O advento da Lei nº 10.444/2002 modificou o modelo liebmaniano que existia anteriormente. Ressalvado o caso das obrigações pecuniárias, em que ainda prevalece o binômio processo de cognição – processo de execução, a prolatação de uma sentença condenatória (fazer, não fazer, entregar coisa diversa de dinheiro) não é mais capaz de exaurir o processo. A execução passa a funcionar como complemento do processo, que já não é propriamente cognitivo ou executivo, mas um processo misto, em que as duas atividades se fundem.

O processo de execução não pode ser um instrumento de favorecimento do devedor inadimplente. As regras da execução de quantia pecuniária oferecem meios para o executado furtar-se à constrição judicial, inviabilizando o atendimento da pretensão do exeqüente.

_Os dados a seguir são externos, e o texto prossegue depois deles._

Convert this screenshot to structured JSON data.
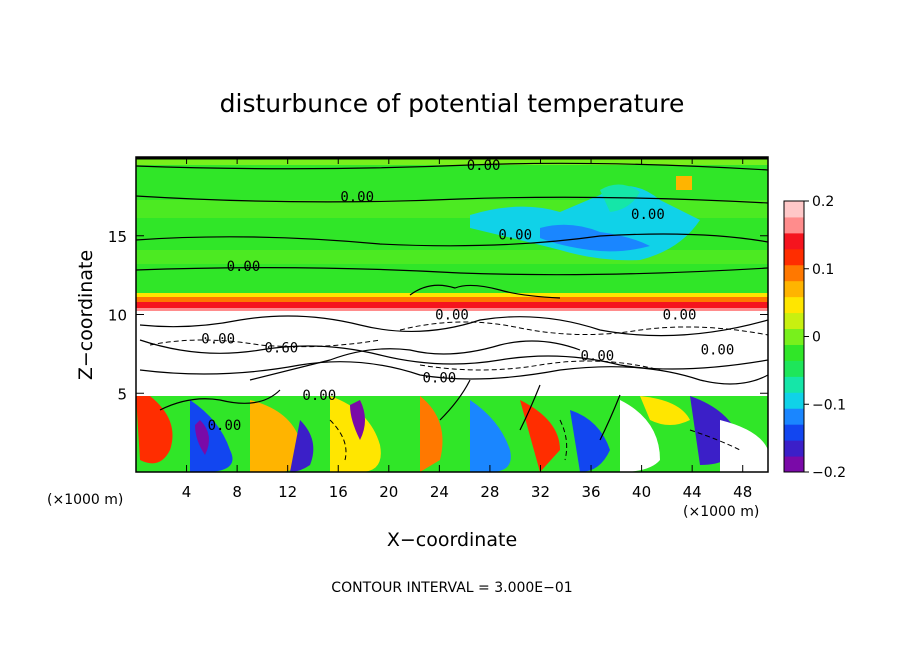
{
  "chart_data": {
    "type": "heatmap",
    "title": "disturbunce of potential temperature",
    "xlabel": "X−coordinate",
    "ylabel": "Z−coordinate",
    "x_unit_label": "(×1000 m)",
    "z_unit_label": "(×1000 m)",
    "xlim": [
      0,
      50
    ],
    "ylim": [
      0,
      20
    ],
    "x_ticks": [
      4,
      8,
      12,
      16,
      20,
      24,
      28,
      32,
      36,
      40,
      44,
      48
    ],
    "y_ticks": [
      5,
      10,
      15
    ],
    "contour_note": "CONTOUR INTERVAL = 3.000E−01",
    "colorbar": {
      "range": [
        -0.2,
        0.2
      ],
      "tick_values": [
        0.2,
        0.1,
        0,
        -0.1,
        -0.2
      ],
      "tick_labels": [
        "0.2",
        "0.1",
        "0",
        "−0.1",
        "−0.2"
      ],
      "colors": [
        "#7a0aa8",
        "#3b1fc8",
        "#1246f0",
        "#1a86ff",
        "#10d2e8",
        "#15e6a8",
        "#1ee65a",
        "#30e628",
        "#78f01c",
        "#c8f010",
        "#ffe600",
        "#ffb400",
        "#ff7800",
        "#ff2d00",
        "#f5141e",
        "#ff8c8c",
        "#ffc8c8"
      ]
    },
    "contour_labels": [
      {
        "text": "0.00",
        "x": 27.5,
        "z": 19.3
      },
      {
        "text": "0.00",
        "x": 17.5,
        "z": 17.3
      },
      {
        "text": "0.00",
        "x": 40.5,
        "z": 16.2
      },
      {
        "text": "0.00",
        "x": 30.0,
        "z": 14.9
      },
      {
        "text": "0.00",
        "x": 8.5,
        "z": 12.9
      },
      {
        "text": "0.00",
        "x": 25.0,
        "z": 9.8
      },
      {
        "text": "0.00",
        "x": 43.0,
        "z": 9.8
      },
      {
        "text": "0.00",
        "x": 6.5,
        "z": 8.3
      },
      {
        "text": "0.60",
        "x": 11.5,
        "z": 7.7
      },
      {
        "text": "0.00",
        "x": 36.5,
        "z": 7.2
      },
      {
        "text": "0.00",
        "x": 46.0,
        "z": 7.6
      },
      {
        "text": "0.00",
        "x": 24.0,
        "z": 5.8
      },
      {
        "text": "0.00",
        "x": 14.5,
        "z": 4.7
      },
      {
        "text": "0.00",
        "x": 7.0,
        "z": 2.8
      }
    ],
    "grid": false
  }
}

É muito difícil para o advogado convencer seu cliente da necessidade de, mesmo após a sentença que condena o devedor e depois do tribunal tê-la confirmado, proceder-se à nova citação do vencido, com todas as circunstâncias que envolvem esse ato processual. Ademais, superado o longo trâmite do processo de conhecimento, o profissional do direito terá de explicar ainda, que o executado poderá embargar ou suspender a execução, na maioria das situações, com intuito nitidamente protelatório.

Tais imperfeições do sistema, fizeram surgir propostas de alteração do procedimento de execução de sentença que condena o devedor ao pagamento de quantia certa. O Instituto Brasileiro de Direito Processual, do qual faz parte seleto grupo de processualistas, elaborou anteprojeto de lei visando à realização de alterações na execução de pecúnia, de forma a adequar o procedimento à realidade da vida.

Vale reproduzir as palavras de Athos Gusmão CARNEIRO e de Sálvio Figueiredo TEIXEIRA, autores da exposição de motivos do anteprojeto referido:

A ‘efetivação’ forçada da sentença condenatória será feita como etapa final do processo de conhecimento, após um tempus indicati, sem necessidade de um ‘processo autônomo’ de execução (afastam-se princípios teóricos em homenagem à eficiência e brevidade); processo ‘sincrético’, no dizer de autorizado processualista.

Os processualistas, de uma forma geral, têm se mostrado interessados na imprescindibilidade das reformas, sendo que muitos doutrinadores pregam a eliminação da autonomia do processo de execução quando oriundo de anterior processo de cognição, não havendo necessidade de se instaurar nova relação processual para a concretização da pretensão já reconhecida na sentença condenatória.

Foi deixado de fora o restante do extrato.